Adnan Jakati

**Name of the Vulnerable Software and Affected Versions** Undici versions prior to 7.24.0 **Description** This is an uncontrolled resource consumption issue that can lead to a Denial of Service (DoS). When the `interceptors.deduplicate()` function is enabled in vulnerable versions, response data for deduplicated requests can accumulate in memory for downstream handlers. An attacker-controlled or untrusted upstream endpoint can exploit this with large or chunked responses and concurrent identical requests, causing high memory usage and potential Out Of Memory (OOM) process termination. Impacted users are applications that utilize Undici’s deduplication interceptor against endpoints that may produce large or long-lived response bodies. The issue is addressed by changing the deduplication behavior to stream response chunks to downstream handlers as they arrive, instead of accumulating the full body, and by preventing late deduplication when body streaming has already started. **Recommendations** Upgrade to Undici version 7.24.0 or later. Disable the `interceptors.deduplicate()` function for affected clients or routes. Use `skipHeaderNames` with a marker header to force high-risk requests to bypass deduplication. Avoid concurrent identical requests to untrusted endpoints that may return very large or chunked bodies. Apply upstream or proxy response-size and timeout limits.
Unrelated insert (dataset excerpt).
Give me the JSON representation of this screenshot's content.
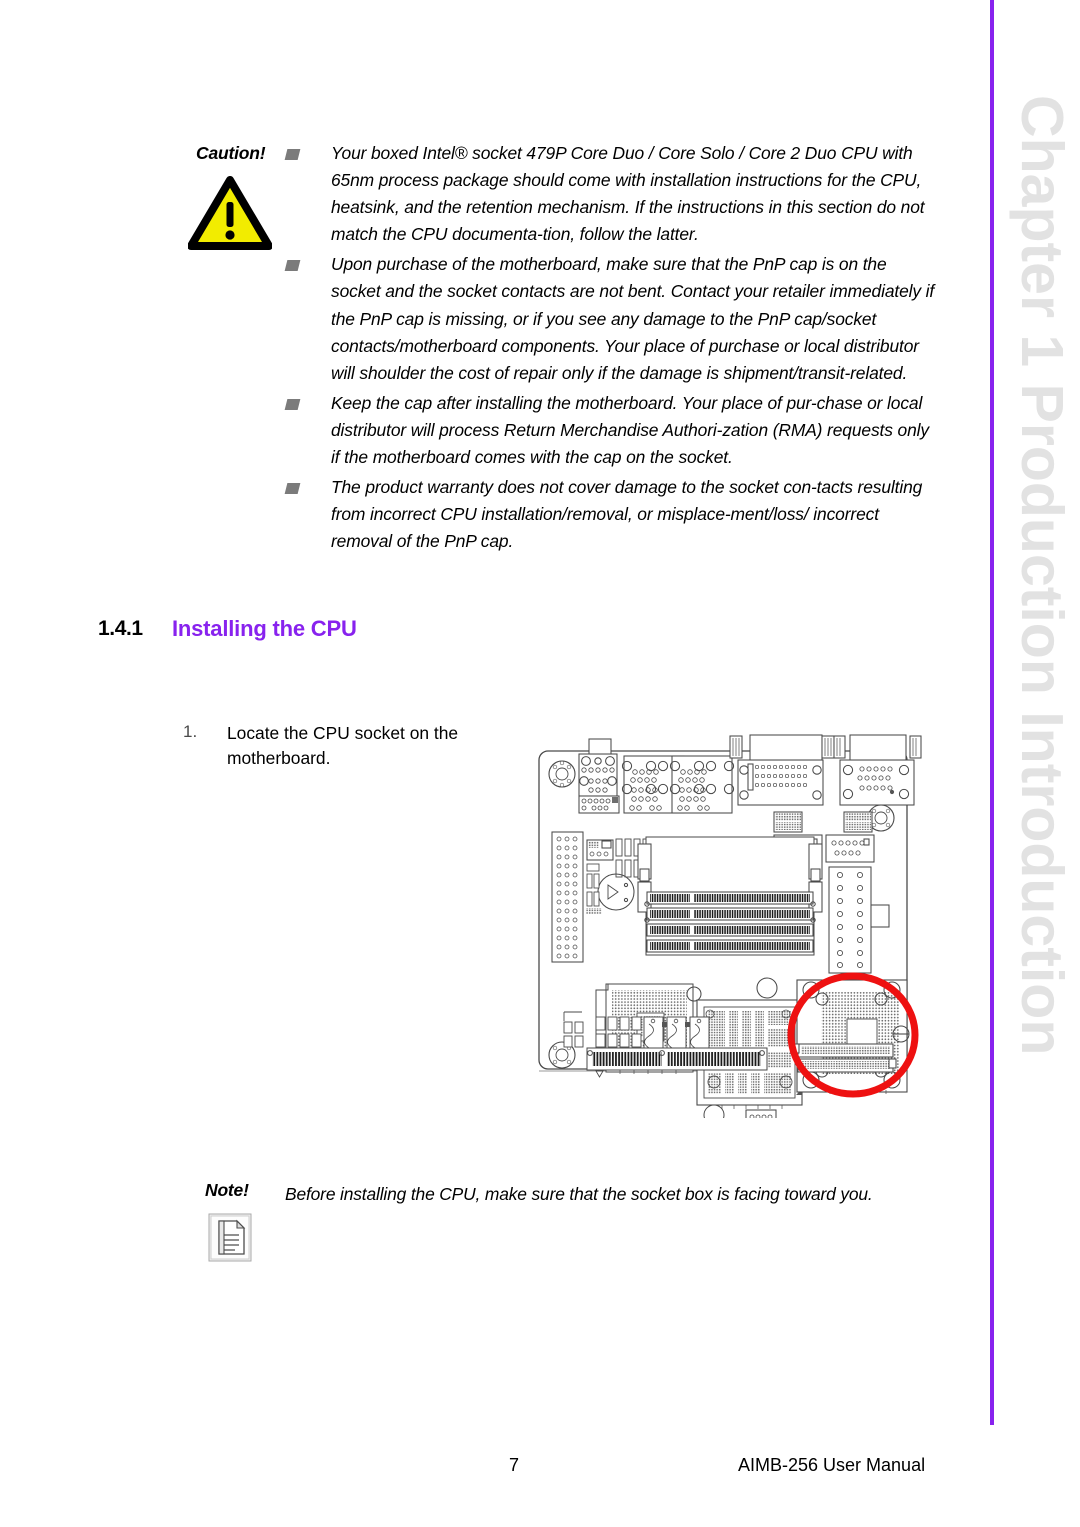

**Name of the Vulnerable Software and Affected Versions** OpenClaw versions 2026.1.21 through 2026.2.18 **Description** The `tools.exec.safeBins` component contains a flaw where allowlist checks can be bypassed through path hijacking. This allows attackers to execute trojan binaries with allowlisted names, such as `jq`, circumventing executable validation controls. Attackers can exploit this issue by influencing the process `PATH` or launch environment. The vulnerable component is `tools.exec.safeBins`. The issue arises because the validation process previously accepted a resolved executable path based on the executable name and argument shape, without enforcing trusted executable directories. **Recommendations** OpenClaw versions 2026.1.21 through 2026.2.18 should be updated to version 2026.2.19 or later.

**Name of the Vulnerable Software and Affected Versions** OpenClaw versions prior to 2026.2.13 **Description** The browser control API in OpenClaw accepts user-supplied output paths for trace and download files without consistently constraining writes to temporary directories. Attackers with API access can exploit path traversal in the following API endpoints to write files outside intended temp roots: `/trace/stop`, `/wait/download`, and `/download`. The `POST` method is used for these endpoints. The vulnerable parameters or variables are not explicitly mentioned. **Recommendations** Upgrade to version 2026.2.13 or later.